Statistics is interpreting data in order to make predictions for the population.
Branches of Statistics:
There are two branches of Statistics.
DESCRIPTIVE STATISTICS : Descriptive Statistics is a statistics or a measure that describes the data.
INFERENTIAL STATISTICS : Using a random sample of data taken from a population to describe and make inferences about the population is called Inferential Statistics.
Descriptive Statistics
Descriptive Statistics is summarizing the data at hand through certain numbers like mean, median etc. so as to make the understanding of the data easier. It does not involve any generalization or inference beyond what is available. This means that the descriptive statistics are just the representation of the data (sample) available and not based on any theory of probability.
Commonly Used Measures
- Measures of Central Tendency
- Measures of Dispersion (or Variability)
Measures of Central Tendency
A Measure of Central Tendency is a one number summary of the data that typically describes the center of the data.
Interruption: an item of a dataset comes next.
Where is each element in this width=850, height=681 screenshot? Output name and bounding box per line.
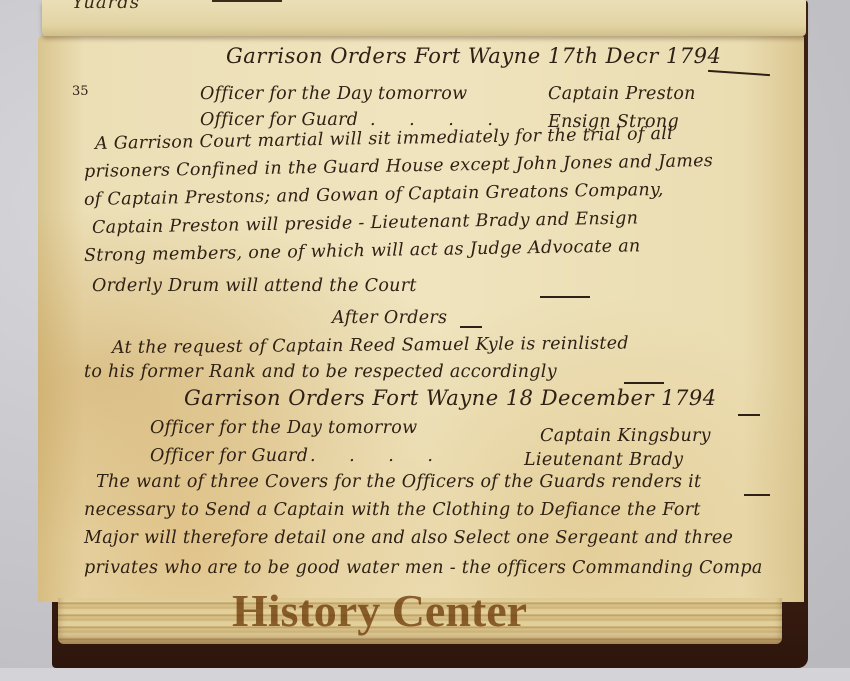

These one number summary is of three types.
Mean : Mean is defined as the ratio of the sum of all the observations in the data to the total number of observations. This is also known as Average. Thus mean is a number around which the entire data set is spread.
Median : Median is the point which divides the entire data into two equal halves. One-half of the data is less than the median, and the other half is greater than the same. Median is calculated by first arranging the data in either ascending or descending order.
Mode : Mode is the number which has the maximum frequency in the entire data set, or in other words,mode is the number that appears the maximum number of times. A data can have one or more than one mode.